The thing about a memory disorder is that it creeps up on you.  A person may forget something or do something out of the ordinary and you think, we are all human and misplace things occasionally.  It is easy to force yourself to rationalize a loved one’s behavior, because, if you face the situation then you must deal with it and often times make hard decisions.

At the beginning, Mom moved into an independent retirement community.  A few years later, we noticed that Mom had started becoming forgetful about things like where she put her keys and purse.  We knew that we needed to address this as early as possible, and each day, I’m thankful that we found MemoryCare.

Mom bravely entered the MemoryCare office for her initial consultation.  In that one day, all things changed for us.  We now had a name for what was going on and a plan of action.  Even better, we had found a true advocate and friend.  MemoryCare staff helped Mom with her medicines and helped our family be the best caregivers possible.

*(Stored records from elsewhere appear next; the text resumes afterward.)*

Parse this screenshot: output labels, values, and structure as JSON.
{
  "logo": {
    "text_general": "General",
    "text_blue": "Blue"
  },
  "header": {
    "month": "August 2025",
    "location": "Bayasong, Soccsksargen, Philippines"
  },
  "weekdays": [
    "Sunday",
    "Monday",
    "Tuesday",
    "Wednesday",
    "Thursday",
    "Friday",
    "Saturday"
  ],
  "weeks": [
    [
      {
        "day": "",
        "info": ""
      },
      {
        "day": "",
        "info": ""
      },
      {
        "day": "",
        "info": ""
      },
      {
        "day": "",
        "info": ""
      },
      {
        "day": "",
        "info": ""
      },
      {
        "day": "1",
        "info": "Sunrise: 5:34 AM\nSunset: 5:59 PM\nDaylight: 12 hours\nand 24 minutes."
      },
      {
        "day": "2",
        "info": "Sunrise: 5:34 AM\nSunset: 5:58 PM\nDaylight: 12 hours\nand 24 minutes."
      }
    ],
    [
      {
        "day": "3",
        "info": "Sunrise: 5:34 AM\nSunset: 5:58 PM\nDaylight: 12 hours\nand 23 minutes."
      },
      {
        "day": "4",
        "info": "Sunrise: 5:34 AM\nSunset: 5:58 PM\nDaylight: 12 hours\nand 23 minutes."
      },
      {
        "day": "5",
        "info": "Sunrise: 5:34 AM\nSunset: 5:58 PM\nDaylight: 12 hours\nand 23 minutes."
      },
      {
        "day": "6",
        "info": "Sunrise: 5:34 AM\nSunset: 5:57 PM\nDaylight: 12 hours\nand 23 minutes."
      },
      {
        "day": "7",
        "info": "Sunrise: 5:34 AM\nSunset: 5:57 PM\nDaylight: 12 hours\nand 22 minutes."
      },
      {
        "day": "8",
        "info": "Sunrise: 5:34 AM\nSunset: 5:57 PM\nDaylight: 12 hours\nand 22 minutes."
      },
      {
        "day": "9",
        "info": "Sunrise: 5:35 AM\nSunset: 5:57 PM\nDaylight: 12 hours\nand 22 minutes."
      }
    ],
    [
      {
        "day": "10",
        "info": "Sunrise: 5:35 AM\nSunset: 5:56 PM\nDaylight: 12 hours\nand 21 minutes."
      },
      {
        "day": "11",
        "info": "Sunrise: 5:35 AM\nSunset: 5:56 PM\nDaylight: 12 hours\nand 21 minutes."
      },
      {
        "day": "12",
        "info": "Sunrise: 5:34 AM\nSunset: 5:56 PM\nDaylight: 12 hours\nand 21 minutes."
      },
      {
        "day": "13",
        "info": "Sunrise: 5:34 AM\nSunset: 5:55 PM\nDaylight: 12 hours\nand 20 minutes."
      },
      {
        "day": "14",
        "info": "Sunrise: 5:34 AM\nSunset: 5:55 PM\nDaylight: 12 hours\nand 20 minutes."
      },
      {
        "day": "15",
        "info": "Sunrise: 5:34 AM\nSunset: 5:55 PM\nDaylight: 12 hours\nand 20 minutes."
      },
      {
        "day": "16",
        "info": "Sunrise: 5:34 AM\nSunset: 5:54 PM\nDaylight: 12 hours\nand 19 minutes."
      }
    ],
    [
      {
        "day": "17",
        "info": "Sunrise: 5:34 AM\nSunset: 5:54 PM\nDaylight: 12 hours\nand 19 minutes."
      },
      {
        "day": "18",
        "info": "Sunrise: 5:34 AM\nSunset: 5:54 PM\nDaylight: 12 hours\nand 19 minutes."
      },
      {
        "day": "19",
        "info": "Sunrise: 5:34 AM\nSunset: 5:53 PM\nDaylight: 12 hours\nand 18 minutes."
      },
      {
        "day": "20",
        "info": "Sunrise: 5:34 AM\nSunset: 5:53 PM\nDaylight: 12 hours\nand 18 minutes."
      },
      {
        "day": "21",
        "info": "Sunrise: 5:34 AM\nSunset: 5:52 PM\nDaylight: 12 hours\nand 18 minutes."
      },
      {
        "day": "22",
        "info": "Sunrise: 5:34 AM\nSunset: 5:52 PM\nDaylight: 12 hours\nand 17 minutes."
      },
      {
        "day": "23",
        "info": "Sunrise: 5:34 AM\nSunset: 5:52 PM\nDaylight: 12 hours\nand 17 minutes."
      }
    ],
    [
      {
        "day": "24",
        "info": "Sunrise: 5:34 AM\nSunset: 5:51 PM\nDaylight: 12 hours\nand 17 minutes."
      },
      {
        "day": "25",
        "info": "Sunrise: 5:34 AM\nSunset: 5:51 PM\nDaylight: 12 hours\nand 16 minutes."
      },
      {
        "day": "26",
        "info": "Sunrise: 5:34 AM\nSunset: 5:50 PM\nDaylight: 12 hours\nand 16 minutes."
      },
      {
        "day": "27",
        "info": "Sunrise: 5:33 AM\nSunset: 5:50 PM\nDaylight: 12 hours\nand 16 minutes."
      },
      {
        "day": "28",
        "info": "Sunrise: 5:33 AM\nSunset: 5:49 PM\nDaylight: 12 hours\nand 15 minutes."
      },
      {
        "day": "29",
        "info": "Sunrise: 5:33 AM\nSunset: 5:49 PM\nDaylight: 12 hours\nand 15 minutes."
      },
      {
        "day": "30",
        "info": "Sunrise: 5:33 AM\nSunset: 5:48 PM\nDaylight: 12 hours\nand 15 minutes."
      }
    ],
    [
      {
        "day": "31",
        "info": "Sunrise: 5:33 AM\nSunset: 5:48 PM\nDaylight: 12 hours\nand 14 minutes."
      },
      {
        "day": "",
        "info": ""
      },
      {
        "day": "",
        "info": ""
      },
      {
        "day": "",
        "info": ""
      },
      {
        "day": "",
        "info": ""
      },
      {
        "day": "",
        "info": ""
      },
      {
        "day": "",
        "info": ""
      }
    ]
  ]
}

In the last years, there were many changes.  Mom moved into assisted living and stopped driving.  Her memory failed, but her sweet, happy spirit kept going strong.  All of my life, Mom never missed an opportunity to make me feel special.  Somehow in all of the things that were lost, the generosity of spirit remained strong within her.

We are so fortunate to have had the caring staff at MemoryCare who made Mom’s life brighter.  I cherished each moment that I shared with Mom, and I thank MemoryCare for helping give us as many of those moments as possible.